Global Indirect Tax Burden
According to the latest ONESOURCE Indirect Tax rate report there were 30 percent fewer indirect tax increases reported globally in the first quarter of 2012 than there were during the same period in 2011:
The number of indirect tax increases declined from 154 in Q1 2011 to 107 in Q1 2012.
This includes two components:
- The total number of state, county, and city sales tax increases in the U.S. declined from 100 to 90.
- The number of value added tax increases globally dropped from 54 to 17
The global Q1 2012 report released today found that:
- In the U.S. – The average state sales tax was 5.48 percent in Q1 2012, down from 5.52 percent in Q1 2011.
- In Europe – France, Ireland, Norway, Hungary, Cyprus, and the Czech Republic raised VAT rates in Q1.
- In Asia – China added a reduced rate for the sale of self-used fixed assets sold in the Shanghai VAT Pilot Region.
Overall, there were 446 changes to indirect tax rates in Q1 2012, down significantly from 2,154 in Q1 2011.
Carla Yrjanson, vice president of tax research and content at Thomson Reuters:
“Global companies had to comply with nearly 450 tax changes this past quarter”
“Without the right technology, domain expertise and accurate tax information, a company would find it difficult, if not impossible, to achieve compliance with confidence in a timely fashion.”
VAT Rates Overview
- Overview of EU VAT rates, changes or proposals: EU VAT Rates | TMF
- Overview of ‘Global VAT/GST’: Global VAT/GST Rates| TMF
“What is the effect of increasing VAT/GST rates on this “VAT throughput”? Governments increase the VAT rates to balance their budget.

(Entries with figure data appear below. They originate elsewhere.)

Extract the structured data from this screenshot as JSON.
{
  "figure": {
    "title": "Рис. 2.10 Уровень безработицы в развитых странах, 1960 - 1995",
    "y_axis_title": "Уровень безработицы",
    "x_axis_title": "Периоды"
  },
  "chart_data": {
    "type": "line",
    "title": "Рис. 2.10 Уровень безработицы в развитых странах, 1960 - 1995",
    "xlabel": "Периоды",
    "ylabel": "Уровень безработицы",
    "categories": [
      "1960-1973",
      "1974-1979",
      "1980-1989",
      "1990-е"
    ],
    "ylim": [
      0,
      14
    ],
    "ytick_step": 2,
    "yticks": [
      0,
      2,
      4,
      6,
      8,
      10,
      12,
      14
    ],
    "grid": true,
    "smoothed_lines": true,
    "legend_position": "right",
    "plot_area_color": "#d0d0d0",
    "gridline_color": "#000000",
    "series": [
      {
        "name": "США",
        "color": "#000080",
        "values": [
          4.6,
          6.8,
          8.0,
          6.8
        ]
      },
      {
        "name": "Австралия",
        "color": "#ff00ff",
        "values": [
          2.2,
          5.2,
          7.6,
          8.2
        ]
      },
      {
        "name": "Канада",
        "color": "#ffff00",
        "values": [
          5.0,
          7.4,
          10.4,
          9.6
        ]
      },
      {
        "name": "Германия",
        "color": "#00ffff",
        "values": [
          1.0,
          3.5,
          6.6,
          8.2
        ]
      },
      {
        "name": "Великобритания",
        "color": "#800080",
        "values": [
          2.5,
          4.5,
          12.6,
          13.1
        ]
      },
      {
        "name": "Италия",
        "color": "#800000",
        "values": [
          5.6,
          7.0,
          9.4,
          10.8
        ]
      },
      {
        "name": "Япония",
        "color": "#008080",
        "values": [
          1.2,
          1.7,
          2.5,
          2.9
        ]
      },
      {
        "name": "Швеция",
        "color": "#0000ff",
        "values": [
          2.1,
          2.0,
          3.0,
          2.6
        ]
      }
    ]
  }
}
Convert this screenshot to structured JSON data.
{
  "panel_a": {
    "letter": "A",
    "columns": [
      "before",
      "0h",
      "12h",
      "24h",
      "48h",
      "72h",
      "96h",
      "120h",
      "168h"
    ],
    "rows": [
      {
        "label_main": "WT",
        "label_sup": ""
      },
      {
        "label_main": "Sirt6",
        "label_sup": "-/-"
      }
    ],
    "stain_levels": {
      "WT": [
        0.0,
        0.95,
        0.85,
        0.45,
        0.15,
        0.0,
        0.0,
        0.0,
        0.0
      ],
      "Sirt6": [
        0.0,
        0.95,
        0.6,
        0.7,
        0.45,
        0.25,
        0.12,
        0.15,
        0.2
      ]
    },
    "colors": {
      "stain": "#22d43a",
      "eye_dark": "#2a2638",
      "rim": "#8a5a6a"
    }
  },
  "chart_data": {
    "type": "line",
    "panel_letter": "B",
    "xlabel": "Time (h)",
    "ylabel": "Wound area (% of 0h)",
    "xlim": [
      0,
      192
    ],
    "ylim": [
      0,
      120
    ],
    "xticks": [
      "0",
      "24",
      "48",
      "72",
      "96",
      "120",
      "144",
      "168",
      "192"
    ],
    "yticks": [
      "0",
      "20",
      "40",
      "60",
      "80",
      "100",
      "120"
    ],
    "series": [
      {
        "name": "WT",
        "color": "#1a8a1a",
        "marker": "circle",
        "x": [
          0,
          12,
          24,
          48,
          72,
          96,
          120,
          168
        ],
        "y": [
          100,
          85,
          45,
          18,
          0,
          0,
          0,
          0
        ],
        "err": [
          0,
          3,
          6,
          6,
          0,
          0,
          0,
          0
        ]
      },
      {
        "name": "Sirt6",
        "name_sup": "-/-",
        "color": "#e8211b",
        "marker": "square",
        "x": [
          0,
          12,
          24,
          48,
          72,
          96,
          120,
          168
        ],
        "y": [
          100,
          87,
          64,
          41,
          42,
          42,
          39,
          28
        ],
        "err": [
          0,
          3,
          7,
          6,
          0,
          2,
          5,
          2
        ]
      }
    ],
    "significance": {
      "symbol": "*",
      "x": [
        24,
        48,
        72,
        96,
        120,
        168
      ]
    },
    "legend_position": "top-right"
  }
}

More VAT/GST in the system equates to more tax authority scrutiny and higher penalties for errors – the greater the amount of tax in the system, the greater the tax risk. Could be that an update of the tax risk register and tax risk evaluation is necessary.”
“The global spread of Value Added Taxes (sometimes referred to as Goods and Services Taxes) has been the most remarkable development in taxation over the last 50 years. Operated in less than 10 countries in the late 1960s, VAT now raises one fifth of the world’s tax revenue and still more countries are adopting it. The increasing importance of VAT as a source of government revenue is likely to continue as countries deal with fiscal consolidation pressures in the wake of the economic crisis while seeking to restore growth.”
“Raising the standard VAT rate has often been considered as the easiest way to increase revenues from the tax, particularly at a time when many governments are seeking ways to address large fiscal deficits. Some countries have even explicitly linked rate increases to the objective of fiscal consolidation. For instance the Slovak Republic has temporarily increased its VAT rate until the deficit will be reduced to below 3% and in Poland the VAT rates will automatically increase if the public debt to GDP ratio increases above a certain level.” Jeffrey Owens
However, we see in countries that have a VAT system a shift from direct to indirect tax and increase of VAT rates are a trend.
- What is the impact on the economy in the downturn?
- To stimulate the economy, would a decrease of VAT rates make more sense?